For Morgan’s films, the X-factor is inevitably the director. Stephen Frears, one of the very best un-ambitious filmmakers working in the industry, filmed The Queen in perfect teleplay style, using digital cameras to make almost everything look not quite cinematic. Far inferior is the bland stylistic morass of Ron Howard’s Frost/Nixon, full of flashy shots that favor of tables, cameras, chairs — everything except characters.
Tom Hooper, the relative unknown at the helm of The Damned United, gives the film a gritty look that well suits the subject matter. The film isn’t really about the actual game of football, but Morgan and Hooper perfectly understand and express the love-bordering-on-fanaticism that men like Clough feel for the game.
It’s easy to praise Morgan’s style because it is so conducive to well-directed, brilliantly acted character studies. Morgan’s latest film as screenwriter, however, suffers from the same problems inherent in that low-key documentary style that diminished the impact of The Queen and Frost/Nixon.
In The Queen, Morgan cuts away at the film’s most crucial moment, Queen Elizabeth’s televised apology to the British people. Helen Mirren won every acting award around for that role partially because she never, ever chews the scenery.
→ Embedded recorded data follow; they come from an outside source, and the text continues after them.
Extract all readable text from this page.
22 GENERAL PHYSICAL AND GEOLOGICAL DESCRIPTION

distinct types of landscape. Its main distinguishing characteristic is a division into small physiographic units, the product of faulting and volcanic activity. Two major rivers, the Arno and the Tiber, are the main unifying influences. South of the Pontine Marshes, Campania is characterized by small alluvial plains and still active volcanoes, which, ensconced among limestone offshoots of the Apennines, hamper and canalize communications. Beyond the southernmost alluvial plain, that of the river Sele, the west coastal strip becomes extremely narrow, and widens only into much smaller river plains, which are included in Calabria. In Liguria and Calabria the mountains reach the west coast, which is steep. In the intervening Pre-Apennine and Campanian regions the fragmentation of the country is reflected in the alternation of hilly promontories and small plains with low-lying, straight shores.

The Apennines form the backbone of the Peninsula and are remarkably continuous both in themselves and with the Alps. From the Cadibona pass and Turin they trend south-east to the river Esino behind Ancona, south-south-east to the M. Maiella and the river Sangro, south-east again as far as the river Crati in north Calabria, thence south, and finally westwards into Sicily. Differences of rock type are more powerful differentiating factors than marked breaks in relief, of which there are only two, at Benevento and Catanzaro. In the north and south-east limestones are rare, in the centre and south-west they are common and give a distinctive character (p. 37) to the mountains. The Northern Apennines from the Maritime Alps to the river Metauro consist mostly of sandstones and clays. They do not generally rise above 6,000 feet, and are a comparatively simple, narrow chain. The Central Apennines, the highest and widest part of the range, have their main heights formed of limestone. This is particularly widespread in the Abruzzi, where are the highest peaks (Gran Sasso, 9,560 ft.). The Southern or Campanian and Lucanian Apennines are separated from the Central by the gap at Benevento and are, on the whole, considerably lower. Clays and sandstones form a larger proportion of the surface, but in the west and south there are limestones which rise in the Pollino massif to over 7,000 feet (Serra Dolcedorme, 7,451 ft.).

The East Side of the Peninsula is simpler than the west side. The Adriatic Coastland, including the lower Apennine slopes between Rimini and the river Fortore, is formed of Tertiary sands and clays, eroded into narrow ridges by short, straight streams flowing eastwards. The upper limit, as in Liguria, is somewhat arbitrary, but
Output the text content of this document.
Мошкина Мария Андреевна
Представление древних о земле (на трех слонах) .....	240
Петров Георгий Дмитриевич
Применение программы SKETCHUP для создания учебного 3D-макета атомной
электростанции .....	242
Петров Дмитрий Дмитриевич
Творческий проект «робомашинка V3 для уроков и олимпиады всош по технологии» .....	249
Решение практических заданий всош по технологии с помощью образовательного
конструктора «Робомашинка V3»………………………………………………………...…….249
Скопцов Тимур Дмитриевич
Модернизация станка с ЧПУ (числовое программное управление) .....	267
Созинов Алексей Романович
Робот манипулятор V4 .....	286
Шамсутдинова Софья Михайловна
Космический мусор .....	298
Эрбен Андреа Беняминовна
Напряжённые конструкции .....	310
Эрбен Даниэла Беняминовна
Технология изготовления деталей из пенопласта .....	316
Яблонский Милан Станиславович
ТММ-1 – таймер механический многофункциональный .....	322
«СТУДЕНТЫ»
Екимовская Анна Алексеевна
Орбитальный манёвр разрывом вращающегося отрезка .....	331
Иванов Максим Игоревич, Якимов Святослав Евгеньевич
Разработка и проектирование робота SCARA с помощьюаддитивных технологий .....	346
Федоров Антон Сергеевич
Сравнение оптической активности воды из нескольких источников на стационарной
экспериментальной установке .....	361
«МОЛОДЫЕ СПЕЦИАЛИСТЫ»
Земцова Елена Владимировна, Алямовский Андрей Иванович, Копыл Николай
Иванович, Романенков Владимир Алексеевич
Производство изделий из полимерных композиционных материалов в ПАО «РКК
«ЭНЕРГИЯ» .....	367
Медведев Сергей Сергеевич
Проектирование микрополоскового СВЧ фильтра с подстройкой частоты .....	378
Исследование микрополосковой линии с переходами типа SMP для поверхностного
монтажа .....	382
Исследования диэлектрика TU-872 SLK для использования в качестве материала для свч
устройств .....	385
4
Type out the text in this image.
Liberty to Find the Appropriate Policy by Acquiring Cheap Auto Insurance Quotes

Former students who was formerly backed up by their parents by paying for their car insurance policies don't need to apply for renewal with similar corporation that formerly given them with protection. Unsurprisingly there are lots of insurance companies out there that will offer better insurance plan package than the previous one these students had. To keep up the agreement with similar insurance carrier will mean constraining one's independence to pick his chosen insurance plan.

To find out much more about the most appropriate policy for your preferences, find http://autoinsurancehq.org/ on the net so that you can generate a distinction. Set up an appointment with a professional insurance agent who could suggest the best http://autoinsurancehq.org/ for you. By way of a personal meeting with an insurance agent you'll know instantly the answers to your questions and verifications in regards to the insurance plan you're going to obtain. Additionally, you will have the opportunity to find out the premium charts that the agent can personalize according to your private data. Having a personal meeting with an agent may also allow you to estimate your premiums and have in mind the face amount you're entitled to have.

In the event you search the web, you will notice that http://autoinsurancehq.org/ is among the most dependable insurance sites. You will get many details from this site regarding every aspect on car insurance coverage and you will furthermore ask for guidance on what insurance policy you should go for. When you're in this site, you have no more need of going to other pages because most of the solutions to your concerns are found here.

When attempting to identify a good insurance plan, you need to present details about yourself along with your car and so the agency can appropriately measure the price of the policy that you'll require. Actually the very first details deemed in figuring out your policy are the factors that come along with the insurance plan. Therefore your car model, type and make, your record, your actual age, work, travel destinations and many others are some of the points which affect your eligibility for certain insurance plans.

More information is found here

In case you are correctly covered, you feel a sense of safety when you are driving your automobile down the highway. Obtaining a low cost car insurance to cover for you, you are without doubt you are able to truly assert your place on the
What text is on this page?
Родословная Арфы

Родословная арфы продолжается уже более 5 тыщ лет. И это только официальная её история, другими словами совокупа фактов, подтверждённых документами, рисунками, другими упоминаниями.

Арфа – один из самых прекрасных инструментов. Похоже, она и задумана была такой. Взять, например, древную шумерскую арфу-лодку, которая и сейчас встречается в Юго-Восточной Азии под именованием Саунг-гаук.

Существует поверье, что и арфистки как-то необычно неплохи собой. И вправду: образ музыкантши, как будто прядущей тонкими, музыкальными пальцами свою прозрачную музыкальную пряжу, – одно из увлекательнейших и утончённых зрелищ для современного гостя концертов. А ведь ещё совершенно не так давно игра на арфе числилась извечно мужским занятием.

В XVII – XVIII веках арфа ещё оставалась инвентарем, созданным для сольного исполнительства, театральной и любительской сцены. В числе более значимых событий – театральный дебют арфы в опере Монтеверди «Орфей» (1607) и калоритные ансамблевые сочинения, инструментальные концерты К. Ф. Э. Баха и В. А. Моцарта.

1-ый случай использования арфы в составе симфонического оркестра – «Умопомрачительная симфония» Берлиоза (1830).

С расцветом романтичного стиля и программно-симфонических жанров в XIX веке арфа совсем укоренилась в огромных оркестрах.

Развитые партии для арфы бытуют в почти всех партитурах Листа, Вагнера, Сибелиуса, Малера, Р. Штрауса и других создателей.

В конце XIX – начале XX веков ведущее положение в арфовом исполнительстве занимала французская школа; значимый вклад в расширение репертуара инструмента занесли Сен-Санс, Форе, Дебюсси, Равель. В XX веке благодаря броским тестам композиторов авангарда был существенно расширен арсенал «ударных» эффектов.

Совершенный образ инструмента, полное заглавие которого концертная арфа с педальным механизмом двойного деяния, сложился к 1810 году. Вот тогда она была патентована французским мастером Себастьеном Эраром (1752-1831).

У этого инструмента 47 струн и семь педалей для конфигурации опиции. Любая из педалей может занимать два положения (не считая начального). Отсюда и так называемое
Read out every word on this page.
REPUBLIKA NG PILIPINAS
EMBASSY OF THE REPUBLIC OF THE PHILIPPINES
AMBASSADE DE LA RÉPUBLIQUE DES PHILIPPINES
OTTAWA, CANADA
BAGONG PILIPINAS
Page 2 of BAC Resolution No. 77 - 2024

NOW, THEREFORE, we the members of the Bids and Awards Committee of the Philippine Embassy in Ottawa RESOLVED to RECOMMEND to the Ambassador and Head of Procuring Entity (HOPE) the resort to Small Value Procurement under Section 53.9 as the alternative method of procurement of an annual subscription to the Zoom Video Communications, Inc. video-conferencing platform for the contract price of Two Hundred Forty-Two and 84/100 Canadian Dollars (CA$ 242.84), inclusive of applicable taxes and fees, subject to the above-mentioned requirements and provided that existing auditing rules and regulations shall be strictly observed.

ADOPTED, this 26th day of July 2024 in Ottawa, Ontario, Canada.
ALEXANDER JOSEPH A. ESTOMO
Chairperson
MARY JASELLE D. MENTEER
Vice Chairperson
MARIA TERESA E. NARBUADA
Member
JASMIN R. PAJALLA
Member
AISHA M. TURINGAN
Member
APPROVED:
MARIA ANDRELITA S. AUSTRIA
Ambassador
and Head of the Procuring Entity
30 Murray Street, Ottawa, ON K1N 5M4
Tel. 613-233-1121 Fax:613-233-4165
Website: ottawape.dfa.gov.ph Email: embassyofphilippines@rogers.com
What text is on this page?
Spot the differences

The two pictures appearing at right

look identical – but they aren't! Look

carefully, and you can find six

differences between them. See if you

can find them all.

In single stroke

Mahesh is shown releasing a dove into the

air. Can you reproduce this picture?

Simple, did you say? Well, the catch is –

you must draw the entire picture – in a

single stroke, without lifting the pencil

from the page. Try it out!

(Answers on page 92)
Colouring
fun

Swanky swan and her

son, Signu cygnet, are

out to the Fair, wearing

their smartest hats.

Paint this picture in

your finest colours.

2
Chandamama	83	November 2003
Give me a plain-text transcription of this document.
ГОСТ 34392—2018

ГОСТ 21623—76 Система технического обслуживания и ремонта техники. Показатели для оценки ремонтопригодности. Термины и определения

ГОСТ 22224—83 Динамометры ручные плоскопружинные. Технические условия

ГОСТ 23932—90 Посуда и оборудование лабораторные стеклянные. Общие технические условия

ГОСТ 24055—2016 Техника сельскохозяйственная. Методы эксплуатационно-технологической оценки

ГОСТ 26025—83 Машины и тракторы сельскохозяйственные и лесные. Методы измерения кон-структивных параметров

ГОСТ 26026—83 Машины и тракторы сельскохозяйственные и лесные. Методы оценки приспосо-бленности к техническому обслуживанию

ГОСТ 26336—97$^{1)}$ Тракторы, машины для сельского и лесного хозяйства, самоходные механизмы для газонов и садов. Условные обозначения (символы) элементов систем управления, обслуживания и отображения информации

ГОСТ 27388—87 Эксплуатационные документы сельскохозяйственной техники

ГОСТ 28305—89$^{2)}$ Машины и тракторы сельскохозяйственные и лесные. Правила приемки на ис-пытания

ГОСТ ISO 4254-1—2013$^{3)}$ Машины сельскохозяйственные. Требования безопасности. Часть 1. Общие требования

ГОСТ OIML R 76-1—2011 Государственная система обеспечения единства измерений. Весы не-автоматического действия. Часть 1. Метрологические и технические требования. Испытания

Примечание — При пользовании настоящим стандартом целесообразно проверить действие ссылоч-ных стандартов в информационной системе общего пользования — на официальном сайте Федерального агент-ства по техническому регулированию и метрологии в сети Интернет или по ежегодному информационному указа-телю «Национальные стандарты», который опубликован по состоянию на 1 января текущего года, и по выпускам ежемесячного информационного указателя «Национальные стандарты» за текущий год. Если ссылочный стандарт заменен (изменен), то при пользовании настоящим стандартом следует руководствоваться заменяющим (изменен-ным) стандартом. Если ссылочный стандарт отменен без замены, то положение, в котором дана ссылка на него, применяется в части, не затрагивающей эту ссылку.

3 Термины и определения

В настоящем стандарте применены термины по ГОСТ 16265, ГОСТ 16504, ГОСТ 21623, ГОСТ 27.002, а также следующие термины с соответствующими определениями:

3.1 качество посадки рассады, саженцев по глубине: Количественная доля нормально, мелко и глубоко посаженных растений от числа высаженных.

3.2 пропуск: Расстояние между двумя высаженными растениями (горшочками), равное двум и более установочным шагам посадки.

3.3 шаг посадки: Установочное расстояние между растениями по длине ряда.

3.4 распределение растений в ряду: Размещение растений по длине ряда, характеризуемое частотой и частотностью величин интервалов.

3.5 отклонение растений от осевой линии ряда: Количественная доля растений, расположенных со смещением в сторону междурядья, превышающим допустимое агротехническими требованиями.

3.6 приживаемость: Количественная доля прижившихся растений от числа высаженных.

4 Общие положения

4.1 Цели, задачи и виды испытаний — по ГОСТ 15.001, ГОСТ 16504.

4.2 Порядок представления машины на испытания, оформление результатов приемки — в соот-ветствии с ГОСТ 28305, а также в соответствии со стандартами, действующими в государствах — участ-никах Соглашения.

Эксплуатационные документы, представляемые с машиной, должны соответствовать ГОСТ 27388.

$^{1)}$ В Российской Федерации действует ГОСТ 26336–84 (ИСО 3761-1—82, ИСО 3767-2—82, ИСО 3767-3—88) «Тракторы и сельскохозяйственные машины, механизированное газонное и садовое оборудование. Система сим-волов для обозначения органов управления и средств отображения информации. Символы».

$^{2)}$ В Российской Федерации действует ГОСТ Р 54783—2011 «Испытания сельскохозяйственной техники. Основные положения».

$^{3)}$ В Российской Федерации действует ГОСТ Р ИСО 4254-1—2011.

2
Still, Morgan robs the moment the film builds to for an hour and a half of its force by refusing to allow Mirren to give the entire speech.
In Frost/Nixon, Morgan used sharp cutaways to quasi-documentary interviews of the characters reflecting on the action, a cheap tactic meant to inscribe the viewer’s mind with emotional instructions.
In the climax of that almost excellent film, also an apology by a head of state, Morgan takes the audience away from the action at the key emotional beat, jarring us with historical significance to erase the emotional impact. Curiously, those cuts are present in his original play, and it is curious that a playwright wouldn’t understand the importance of letting a scene play out without interruption.
In The Damned United, both Morgan and Sheen play Clough’s relationship with Revie with a degree of ambiguity. The film’s powerhouse climax — a side-by-side interview between the two coaches — suggests that Revie might not actually be a bad man and that the source of Clough’s obsession, which drives the film, is merely his own insecurities, a powerful statement about the character and sports figures in general.
Unfortunately, Morgan blows it in the final frames, mocking Revie’s later failures with a few obnoxious epilogue title frames, firmly establishing Clough as the hero and his rival as the villain. It dampens the impact that Morgan and Sheen worked so hard to create.
Regardless of that particular miscue, The Damned United is one of the year’s best, thanks to the usual combination of Morgan’s character writing ability and the acting of British regulars.
Morgan’s next film will return Sheen to the role of Tony Blair, a figure he has played so exceptionally in the past, sitting across from Dennis Quaid as Bill Clinton. Rumors are also swirling around Sheen as primary Bond antagonist Ernst Blofeld for the Morgan’s Bond 23, but that speculation seems about as valid as Johnny Depp playing the Riddler in the next Batman film.
Still, the Morgan-Sheen connection has people talking, and putting a talented screenwriter not named Paul Haggis — that hack who helped script Casino Royale — behind a major Hollywood franchise yield some fresh results.
John Wheeler is a senior majoring in cinema-television critical studies and East Asian languages and cultures. His column, “The Multiplex,” runs Fridays.